After yesterday's post, I began to reflect on an area of concern that has preoccupied me for years, one that still animates my thinking but nevertheless remains unresolved. My conundrum involves the at times awkward juxtaposition of my faith and my love of country. For an innumerable many, there is no conflict between these; indeed, they align well for many. For an innumerable number of others, the two are at the core diametrically opposed, that to choose one must mean denying the other. I'm not sure I fall cleanly in either camp, and the result is a tension that while not a monumental distraction, does however frequently leave me with some disquiet.
I love my country. It was founded on what I believe to be Godly principles, coinciding with an era of wonderful spiritual awakening that inspired many to seek and establish a refuge that allowed for the cultivation of life, liberty and the pursuit of happiness - to include the freedom to worship the Lord God as each individual was so moved. And while we are certainly far from perfect, given our natural state as fallen beings, there is little argument that our Nation through the years has been blessed, and has been a light to others throughout the world yearning to be free. I say this not to boast, but to acknowledge the largely positive force for good America has been to the world. Again, we are fallen, and we have our national sins throughout our history. Our modern culture, for each progressive step forward, appears to be in moral retreat. Our fervor is muted, and our aspirations limited. The war of ideas of what America is and should be is being waged all around us, and I wonder if there will come a time when as a society we will cast off the virtues that brought us into being. But because I love my country, and because I cherish the blessings we have received from the Giver of gifts, I confess I spend considerable emotional and intellectual energies on the hope and desire that this Nation will survive, return to an understanding of core values and founding principles, if only because we have been given so much that it is incumbent upon us to continue to shine that light of liberty that even today gives hope to the world.
And yet, there is another truth that is plain to see. And that is this: the spiritual awakening that helped usher us in as a Nation in the 18th century, and the waves that followed, seems to have subsided. Statistics show that the Church is in decline in America, even as the Gospel flourishes in Africa and Asia. Here, in the most free and prosperous society in the world, the spiritual dynamic pales in comparison to those places in the world where there is less freedom, more tyranny and oppression, and want. And while I am absolutely certain that a people can be both prosperous and spiritually vibrant, it is hard to dismiss the correlation that is evidenced by the movement of God among the nations. God is no respecter of persons; He blesses whomever He chooses to bless. I am sure that I'm not alone in wrestling with this tension between our relative prosperity and the condition of our faith - indeed, I wonder if that in part is what undergirds much of our generous and charitable nature as a society in the face of disasters both natural and man-made.
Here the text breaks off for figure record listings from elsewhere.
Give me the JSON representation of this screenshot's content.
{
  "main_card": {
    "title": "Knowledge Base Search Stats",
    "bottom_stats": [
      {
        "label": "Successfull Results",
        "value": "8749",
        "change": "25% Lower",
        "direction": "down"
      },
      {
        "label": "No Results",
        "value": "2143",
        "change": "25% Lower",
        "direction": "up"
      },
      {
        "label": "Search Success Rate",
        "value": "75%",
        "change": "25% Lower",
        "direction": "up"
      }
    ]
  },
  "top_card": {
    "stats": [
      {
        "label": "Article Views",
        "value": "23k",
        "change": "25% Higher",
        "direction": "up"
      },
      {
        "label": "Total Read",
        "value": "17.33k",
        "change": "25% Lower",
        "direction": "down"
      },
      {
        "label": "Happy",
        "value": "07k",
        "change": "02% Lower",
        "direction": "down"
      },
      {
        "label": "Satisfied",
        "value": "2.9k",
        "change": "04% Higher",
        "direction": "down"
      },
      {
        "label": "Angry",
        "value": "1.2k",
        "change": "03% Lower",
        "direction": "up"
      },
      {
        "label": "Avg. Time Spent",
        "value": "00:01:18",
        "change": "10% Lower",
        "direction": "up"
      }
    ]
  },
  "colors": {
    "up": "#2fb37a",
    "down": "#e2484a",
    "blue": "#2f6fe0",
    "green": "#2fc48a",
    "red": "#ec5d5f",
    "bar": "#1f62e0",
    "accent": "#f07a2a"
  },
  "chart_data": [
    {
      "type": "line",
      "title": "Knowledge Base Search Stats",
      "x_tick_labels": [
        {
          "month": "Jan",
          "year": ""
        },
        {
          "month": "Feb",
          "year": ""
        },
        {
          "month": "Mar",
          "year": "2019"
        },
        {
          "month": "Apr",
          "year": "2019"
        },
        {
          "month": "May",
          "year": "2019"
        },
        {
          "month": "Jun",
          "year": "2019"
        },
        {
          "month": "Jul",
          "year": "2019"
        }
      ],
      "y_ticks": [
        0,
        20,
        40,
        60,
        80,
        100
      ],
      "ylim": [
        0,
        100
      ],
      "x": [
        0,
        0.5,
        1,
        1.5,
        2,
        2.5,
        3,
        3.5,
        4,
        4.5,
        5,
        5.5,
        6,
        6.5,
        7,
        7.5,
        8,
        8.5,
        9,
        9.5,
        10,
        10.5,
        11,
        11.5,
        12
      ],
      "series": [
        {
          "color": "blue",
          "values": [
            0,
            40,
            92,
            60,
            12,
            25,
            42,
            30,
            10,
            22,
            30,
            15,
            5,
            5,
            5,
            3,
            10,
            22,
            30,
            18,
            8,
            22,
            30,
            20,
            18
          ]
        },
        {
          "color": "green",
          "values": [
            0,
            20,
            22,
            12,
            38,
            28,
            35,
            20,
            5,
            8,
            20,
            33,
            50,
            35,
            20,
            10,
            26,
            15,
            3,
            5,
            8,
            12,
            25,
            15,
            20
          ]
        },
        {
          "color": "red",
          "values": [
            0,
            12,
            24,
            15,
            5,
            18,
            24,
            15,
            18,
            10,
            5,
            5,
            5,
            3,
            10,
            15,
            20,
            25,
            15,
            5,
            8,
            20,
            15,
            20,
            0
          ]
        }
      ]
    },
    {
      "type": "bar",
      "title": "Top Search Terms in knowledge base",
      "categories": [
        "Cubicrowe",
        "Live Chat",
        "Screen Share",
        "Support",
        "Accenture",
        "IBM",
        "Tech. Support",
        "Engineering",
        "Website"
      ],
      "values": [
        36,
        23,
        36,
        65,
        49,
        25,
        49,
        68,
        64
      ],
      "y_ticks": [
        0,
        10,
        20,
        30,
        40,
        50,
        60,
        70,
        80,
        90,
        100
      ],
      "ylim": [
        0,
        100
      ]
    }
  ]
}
Whenever I ponder matters such as these, I always arrive back at the same point: This world, and this Nation, is but a temporary phenomenon in the scope of time. As a Christ-follower, I am convinced that there is an end to history as it plays out here on earth. I long for my eternal home, and yet I also long for renewal and restoration of America's soul, if you will. Would that we would, as a society, recognize the wisdom of the Apostle Paul when he spoke of freedom, in understanding that while much may be permissible, not everything is beneficial. That if we could but seek to preserve and protect a societal environment that enables both individual freedom and the wisdom to exercise restraint, these are worthwhile things. But then I despair, for as a human being, how deeply am I aware of my own impulse to deny my own fallen nature, and choose my own course of action apart from wisdom! Apart from the movement of God, it is not clear to me that there are many examples - if any at all - of established societies doing anything but following the cycle of decay. And so as I ponder the future of our beloved Nation, I struggle to see how a genuine restoration of society can occur of the order required to perpetuate this American experiment. For even if we do, someone will always seek to build the next Tower of Babel, or will choose to forget the lessons of the past in favor of the pride of now. To preserve what is ultimately temporary seems a great, if not impossible, challenge.
Perhaps I am unusual for wondering such things. I realize that all I can do is to humble myself and pray, and to do the best I can to walk faithfully, knowing that for the time I am here on earth, I will have to give an account for the wonderful gifts I have received. And I can be salt and light, seeking to illuminate the Truth while I can, and season the world by quietly influencing those around me. I don't see it as wrong to desire a better America that can be preserved for my children and grandchildren. But that desire must be placed in the context of the true reality of its temporal nature. For inasmuch as I would love to see and experience an awakening and reclamation of first principles and, to put It crudely, the "growing-up" of culture - I would far rather see this fed and fired as before by a new spiritual awakening that sweeps the land. One can hope, I suppose. And pray.
1 comments:
Interesting. You're not alone in this conundrum. I felt the same way when I came to live in the U.S. after growing up in Latin America. I felt unattached to American patriotism and actually resisted becoming attached to the country I was supposed to endorse above all others. And to top it off, having been involved in churches in Latin America, it almost felt like I was betraying my church families in my actual growing up country. I didn't understand how to have allegiance to Jesus's Bride and yet also have allegiance to my country of birth.